Sermon John 17:1-11 “A Prayer for the Ages” June 1, 2014

       With his departure imminent, Christ completes his words of instruction to his disciples and begins to pray for their welfare and safety. I often remember a particular occasion when my oldest son David was just a little boy. His father and I had planned a weekend away and I asked if one of our friends would baby-sit for our sons. Carol was very happy to do this favor for us.

When we returned, Carol reported on our first night away from our sons, David and his younger brother Kevin. She shared with us how uneasy David was in our absence and how she tried to help him talk about his fears.  It hadn’t gone well. By the time Carol realized David was distressed, he was very upset. His eyes were wet and red from crying and all he could say to her query, “David, what’s the matter?” was he was sad. He couldn’t give his sadness a name or a reason, but Carol thought she knew. Carol had three little children of her own and she certainly thought she knew why a little boy of 7 might be sad when his parents went away, so she waited a bit to ask the question again. This time David had an answer.  His response to her question was “I’m homesick.” Well that would have made sense if David was at Carol’s house but actually, he was in his own bed, in his own room, in his own home. Non-plussed by the answer, Carol suggested praying to God to which David responded, “Will it help?”

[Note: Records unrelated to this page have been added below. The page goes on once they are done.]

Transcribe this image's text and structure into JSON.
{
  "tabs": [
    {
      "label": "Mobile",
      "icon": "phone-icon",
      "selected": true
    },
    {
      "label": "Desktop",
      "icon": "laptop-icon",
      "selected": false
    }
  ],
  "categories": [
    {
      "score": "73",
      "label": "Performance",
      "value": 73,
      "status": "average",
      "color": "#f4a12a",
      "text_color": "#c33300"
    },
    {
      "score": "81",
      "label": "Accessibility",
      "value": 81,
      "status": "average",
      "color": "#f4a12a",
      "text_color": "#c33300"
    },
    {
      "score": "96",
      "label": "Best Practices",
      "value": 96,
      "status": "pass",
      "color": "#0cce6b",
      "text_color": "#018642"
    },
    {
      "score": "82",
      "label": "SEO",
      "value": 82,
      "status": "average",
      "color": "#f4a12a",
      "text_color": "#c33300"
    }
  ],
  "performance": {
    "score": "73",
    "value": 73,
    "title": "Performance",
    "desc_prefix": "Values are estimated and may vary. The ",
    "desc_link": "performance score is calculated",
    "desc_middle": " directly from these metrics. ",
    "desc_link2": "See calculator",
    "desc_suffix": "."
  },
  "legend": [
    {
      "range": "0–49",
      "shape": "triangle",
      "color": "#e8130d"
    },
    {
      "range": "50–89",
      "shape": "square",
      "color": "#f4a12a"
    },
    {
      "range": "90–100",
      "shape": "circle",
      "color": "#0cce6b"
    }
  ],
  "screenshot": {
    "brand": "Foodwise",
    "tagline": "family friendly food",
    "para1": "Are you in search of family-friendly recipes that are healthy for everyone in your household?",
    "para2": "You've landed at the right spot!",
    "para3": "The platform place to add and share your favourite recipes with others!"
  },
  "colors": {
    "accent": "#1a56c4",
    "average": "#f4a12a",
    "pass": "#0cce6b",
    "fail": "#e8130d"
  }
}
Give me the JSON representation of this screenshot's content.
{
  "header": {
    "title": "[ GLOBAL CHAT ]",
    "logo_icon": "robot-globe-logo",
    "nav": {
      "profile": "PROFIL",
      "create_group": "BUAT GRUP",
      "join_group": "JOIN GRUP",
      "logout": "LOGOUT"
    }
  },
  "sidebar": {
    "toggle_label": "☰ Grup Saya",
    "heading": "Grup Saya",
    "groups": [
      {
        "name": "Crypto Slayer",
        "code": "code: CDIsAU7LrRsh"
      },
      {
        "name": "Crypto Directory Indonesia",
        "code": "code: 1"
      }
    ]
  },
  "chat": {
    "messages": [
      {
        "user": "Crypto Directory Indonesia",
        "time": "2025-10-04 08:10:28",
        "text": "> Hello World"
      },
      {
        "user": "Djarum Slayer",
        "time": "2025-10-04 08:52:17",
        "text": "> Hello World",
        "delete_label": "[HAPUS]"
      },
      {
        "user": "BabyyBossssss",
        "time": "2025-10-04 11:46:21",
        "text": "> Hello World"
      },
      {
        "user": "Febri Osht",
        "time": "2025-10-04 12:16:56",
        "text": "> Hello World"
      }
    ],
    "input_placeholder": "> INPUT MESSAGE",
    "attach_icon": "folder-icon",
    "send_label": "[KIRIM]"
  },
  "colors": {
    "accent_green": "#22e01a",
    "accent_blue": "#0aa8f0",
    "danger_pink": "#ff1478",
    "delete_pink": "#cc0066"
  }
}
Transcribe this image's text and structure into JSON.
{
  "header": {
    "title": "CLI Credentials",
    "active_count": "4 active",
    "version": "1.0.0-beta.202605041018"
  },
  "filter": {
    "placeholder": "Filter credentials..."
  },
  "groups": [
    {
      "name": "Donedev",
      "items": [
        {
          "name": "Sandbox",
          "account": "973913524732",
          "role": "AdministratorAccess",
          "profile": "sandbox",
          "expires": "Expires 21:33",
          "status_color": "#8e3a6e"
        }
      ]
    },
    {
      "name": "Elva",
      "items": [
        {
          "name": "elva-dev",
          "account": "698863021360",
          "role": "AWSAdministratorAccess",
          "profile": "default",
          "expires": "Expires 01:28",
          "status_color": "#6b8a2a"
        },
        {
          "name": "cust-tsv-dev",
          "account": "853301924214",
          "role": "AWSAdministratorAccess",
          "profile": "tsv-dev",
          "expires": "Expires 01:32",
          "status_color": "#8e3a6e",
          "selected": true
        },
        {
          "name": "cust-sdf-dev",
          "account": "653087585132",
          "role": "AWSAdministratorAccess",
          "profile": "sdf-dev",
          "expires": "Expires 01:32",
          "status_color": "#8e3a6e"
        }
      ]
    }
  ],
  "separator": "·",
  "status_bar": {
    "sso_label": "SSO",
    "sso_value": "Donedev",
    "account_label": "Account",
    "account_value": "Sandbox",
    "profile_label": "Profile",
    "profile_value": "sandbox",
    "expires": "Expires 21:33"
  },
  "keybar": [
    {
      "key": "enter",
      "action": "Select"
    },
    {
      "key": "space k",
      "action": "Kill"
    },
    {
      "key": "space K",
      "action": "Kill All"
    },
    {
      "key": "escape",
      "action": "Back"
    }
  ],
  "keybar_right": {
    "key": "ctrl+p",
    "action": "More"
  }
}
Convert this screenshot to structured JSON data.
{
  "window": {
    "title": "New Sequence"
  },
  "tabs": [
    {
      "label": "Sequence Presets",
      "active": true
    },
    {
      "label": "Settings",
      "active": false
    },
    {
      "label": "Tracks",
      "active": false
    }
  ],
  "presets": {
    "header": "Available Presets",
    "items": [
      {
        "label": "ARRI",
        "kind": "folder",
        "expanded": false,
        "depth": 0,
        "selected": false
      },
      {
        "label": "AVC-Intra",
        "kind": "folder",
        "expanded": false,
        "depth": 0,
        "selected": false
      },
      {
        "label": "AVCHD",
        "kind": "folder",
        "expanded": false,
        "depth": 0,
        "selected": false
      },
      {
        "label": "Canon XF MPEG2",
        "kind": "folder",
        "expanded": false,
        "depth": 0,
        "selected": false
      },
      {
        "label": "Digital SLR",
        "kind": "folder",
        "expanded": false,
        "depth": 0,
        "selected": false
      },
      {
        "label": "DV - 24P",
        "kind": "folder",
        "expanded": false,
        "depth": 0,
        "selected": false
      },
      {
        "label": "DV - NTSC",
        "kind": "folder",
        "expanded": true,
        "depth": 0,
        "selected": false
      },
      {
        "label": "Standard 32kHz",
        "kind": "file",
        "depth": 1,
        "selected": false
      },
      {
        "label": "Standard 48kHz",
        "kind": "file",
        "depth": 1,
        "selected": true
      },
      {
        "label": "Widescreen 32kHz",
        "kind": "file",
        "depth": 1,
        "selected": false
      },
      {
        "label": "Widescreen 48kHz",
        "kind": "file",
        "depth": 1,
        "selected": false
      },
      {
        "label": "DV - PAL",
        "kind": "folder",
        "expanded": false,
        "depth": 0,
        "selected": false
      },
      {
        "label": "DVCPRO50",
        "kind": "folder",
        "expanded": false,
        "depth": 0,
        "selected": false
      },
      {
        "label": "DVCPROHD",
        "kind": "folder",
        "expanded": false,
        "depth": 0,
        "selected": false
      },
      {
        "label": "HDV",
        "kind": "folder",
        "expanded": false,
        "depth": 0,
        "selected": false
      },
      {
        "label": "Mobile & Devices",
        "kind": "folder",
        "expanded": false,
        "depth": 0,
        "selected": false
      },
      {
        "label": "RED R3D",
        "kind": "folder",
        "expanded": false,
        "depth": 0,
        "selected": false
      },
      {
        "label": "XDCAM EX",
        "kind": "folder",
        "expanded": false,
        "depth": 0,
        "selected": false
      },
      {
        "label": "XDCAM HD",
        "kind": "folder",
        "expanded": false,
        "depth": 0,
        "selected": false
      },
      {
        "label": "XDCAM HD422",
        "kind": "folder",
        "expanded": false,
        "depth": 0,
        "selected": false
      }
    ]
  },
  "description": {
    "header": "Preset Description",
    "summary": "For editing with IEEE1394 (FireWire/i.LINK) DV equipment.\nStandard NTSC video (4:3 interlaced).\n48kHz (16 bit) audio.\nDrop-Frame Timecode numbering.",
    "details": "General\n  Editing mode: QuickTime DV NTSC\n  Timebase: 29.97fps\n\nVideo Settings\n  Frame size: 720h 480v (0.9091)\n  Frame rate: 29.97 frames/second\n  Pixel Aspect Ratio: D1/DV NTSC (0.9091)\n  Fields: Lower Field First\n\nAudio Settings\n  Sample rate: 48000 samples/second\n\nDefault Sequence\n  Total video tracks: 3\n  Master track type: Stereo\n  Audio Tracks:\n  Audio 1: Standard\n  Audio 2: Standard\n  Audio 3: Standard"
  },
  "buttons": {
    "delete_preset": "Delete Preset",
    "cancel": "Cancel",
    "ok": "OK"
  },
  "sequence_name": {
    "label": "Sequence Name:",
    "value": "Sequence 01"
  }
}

Well, yes, it helps but like my son David, we often wonder, “Does it help?” For the disciples they couldn’t imagine their world without Christ in it. There might be some comfort in knowing Christ’s intent to provide them with an advocate, but who or what this advocate might be, the disciples would be highly unclear on that point. This was new and things that feel new can often make us feel uneasy, restless, sad, unattached to something familiar. Perhaps we would also feel homeless, without an anchor …something comforting to hold on to.

But, reading through this passage, I realized something new here. Christ would also be experiencing a different future, one in which his disciples, these friends of his would not be with him in the challenges that lay ahead. Christ was not just preparing the disciples for his absence; he was also preparing himself for a world without the day to day human contacts, which had sustained his work and his existence on earth. Though the disciples were always God’s first, Christ was symbolically placing them back in the hands of their maker and releasing them for the work ahead. It is what we do with our children. They belong to us in part but they are always, first and foremost, God’s creatures…God’s beloved children. We do have to release them to the work God has called them to do.

I was listening to NPR on my car radio the other day. The program was centered on Millennium nuns, young women choosing to enter a religious vocation in an age when such vocations are dwindling. The interviewer wanted to know why these young women felt a call to serve in this way. One of the women responded that her call comes after a period of discernment. She did not make this choice in a vacuum.  Another admitted that her process of discernment took place without informing her parents of her thinking. When asked why she hadn’t shared her thoughts with her parents, the young woman admitted that she avoided having such a conversation largely because she knew her parents might raise objections. She wanted to be free to think through her choices without the possibility of her parents exerting negative thoughts and influence.

As Christ speaks to God in prayer, we can hear his acceptance of what he was about to lose. “I have made your name known to those whom you gave me from the world. They are yours, and you gave them to me, and they have kept your word. Now they know that everything you have given me is from you; for the words that you gave to me I have given to them, and they have received them and know in truth that I came from you; and they believed that you sent me.” In some ways, it all sounds quite complex and confusing but what we really hear is a prayer based in need, one borne out of a realization that the time is now. Things would change and needed to do so even though loss was a part of the equation. The Cross was close and Christ’s departure was near.

But Christ held to the assurance he had received of God’s unending love and he would leave his disciples with this same knowledge. ..they too were loved. They’d been given a task and, with the added help of the Advocate, the Holy Spirit, they would receive the needed gifts to complete their work too…just as Christ had done among them, they now would follow in his lead, sharing his word, praying for one another, speaking truth in a confused world and bringing the gospel to all who would hear it.

Time has passed and now, we are the disciples for whom Christ prays. We are the ones with a message to share. We are the ones who know Jesus and live Jesus in our words and our actions. We are the ones who have been blessed with the spirit of God, our advocate on earth. Our God has prepared us for whatever lies ahead and has lovingly paved the way for us to be about the work of spreading the Good News of God’s love in Christ. We often wonder if praying helps…. “Will it help?”, we ask. The answer to that question was asked and answered ages ago but remains as true today as it was true then. Christ stated it so clearly as he prayed to his and our Holy God. “All mine are yours and yours are mine; and I have been glorified in them. And, now I am no longer in the world, but they are in the world, and I am coming to you. Holy Father, protect them in your name that you have given me, so that they may be one, as we are one.” And so it is-a prayer for the ages; and so it shall be, now and always. Amen.